Raina’s research falls under four areas, namely Personal Protective Equipment (PPE), vaccinology, epidemic response and emerging infectious diseases, and bioterrorism prevention. She is also a dual-specialist physician, with training in epidemiology and modelling. This only scratches the surface of her experience, Raina says she was, "interested in public health, right from the start, even before I did medicine. I was interested in public health as a specialty and the health of whole populations, and I just felt like my career prospects would be more diverse if I specialised."
For 15 years, Raina worked at the National Centre for Immunisation Research, has conducted many vaccine clinical trials and has expertise in vaccinology and vaccine programs, especially vaccination of adults, at-risk and immunosuppressed populations. She is involved in several research studies on COVID-19 and is interested in emerging threats to health security. She has an adjunct professorship at Arizona State University and collaborates with researchers there on global health security.

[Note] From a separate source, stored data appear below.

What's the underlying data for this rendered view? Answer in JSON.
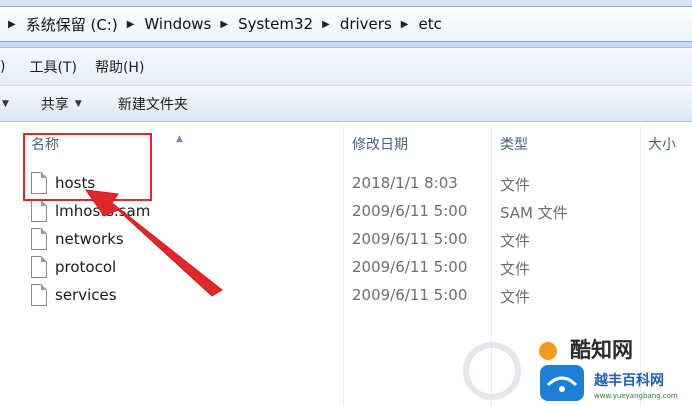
{
  "address": {
    "crumbs": [
      "系统保留 (C:)",
      "Windows",
      "System32",
      "drivers",
      "etc"
    ]
  },
  "menubar": {
    "items": [
      "工具(T)",
      "帮助(H)"
    ]
  },
  "toolbar": {
    "share_label": "共享",
    "new_folder_label": "新建文件夹"
  },
  "columns": {
    "name": "名称",
    "modified": "修改日期",
    "type": "类型",
    "size": "大小"
  },
  "files": [
    {
      "name": "hosts",
      "modified": "2018/1/1 8:03",
      "type": "文件"
    },
    {
      "name": "lmhosts.sam",
      "modified": "2009/6/11 5:00",
      "type": "SAM 文件"
    },
    {
      "name": "networks",
      "modified": "2009/6/11 5:00",
      "type": "文件"
    },
    {
      "name": "protocol",
      "modified": "2009/6/11 5:00",
      "type": "文件"
    },
    {
      "name": "services",
      "modified": "2009/6/11 5:00",
      "type": "文件"
    }
  ],
  "annotation": {
    "highlight_color": "#e0282b"
  },
  "watermark": {
    "brand": "酷知网",
    "brand2": "越丰百科网",
    "url": "www.yueyangbang.com"
  }
}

"I've developed expertise in infectious diseases, pandemics and the control of epidemic diseases. That's really been my focus for most of my career. A lot of my work is on influenza and other epidemic respiratory infections, emerging infectious diseases, etc. It's become important during this current pandemic and where there's actually been a lot of uncertainty, particularly at the beginning. A lot of my research had been on things like PPE, masks, and so on. I found myself in high demand internationally because of my expertise in masks and respiratory protection."
In terms of College activity, Raina was on the Faculty of Public Health Council for three years, looking at the requirements for entry into the training programs, "that was one area of focus at the time, and I had heard from some people seeking a career in drugs and alcohol, for example, that they couldn't get into public health training programs (which is a pathway to becoming a D&A specialist)."
Her illustrious career has not been without its challenges. It’s clear that no matter one’s chosen path, one must always carve out time for one’s self and one’s personal goals. For Raina, the greatest of which has been juggling the work-life balance of being a mother and being on the forefront of infectious diseases. In addition, navigating the difficulties of the ‘expectations’ at home that women are still expected to fulfil, despite having the same amount of work as her male counterparts. "There are exceptions, but in general, most of the domestic duties fall on women despite all the gains that women have had in terms of equality and career opportunities." To overcome these challenges, upon the arrival of child number two, Raina made sure she slowed down, took stock and enjoyed the process.
"I have the philosophy that when you're going through something turbulent or traumatic, you've got to just sit down and go through all the different factors and say, ‘Okay, what of these things is within my control and what of these things is out of my control?’ And then you look at the stuff that's out of your control, and you say, ‘There's nothing I can do about this. I'm not going to lose any sleep over that.’ And you just shift your focus. Don't lie awake losing sleep about something that you've got no control over. All it's going to do is just bring negativity into your life and make you miserable for nothing. So, learning to let go of stuff that you can't do anything about is a really important skill."
For those looking to emulate Raina's career path, she reflects that her path was far from the traditional, ‘expected’ road that some might travel down. Most Fellows who have a FRACP will normally go into a clinical career and Fellows who have a Public Health Faculty Fellowship will go down the path of working within a health department of an NGO. Raina, however, did not go down either path. Despite working clinically in the Royal Melbourne Hospital in infectious diseases, she's been in full-time research since returning to Sydney, New South Wales, Australia after the arrival of her first child. In research she says that if this is the path you wish to tread, a PHD is vital, "It's important. You can't really pursue a research career without doing it." Going on to say, “I love what I do. It's a very fortunate position to be in to be able to be paid to do what you love."
As for what Raina would like her legacy in medicine to be, "The real legacy that people leave behind are the relationships they build, the human connections, and what you do for other people.”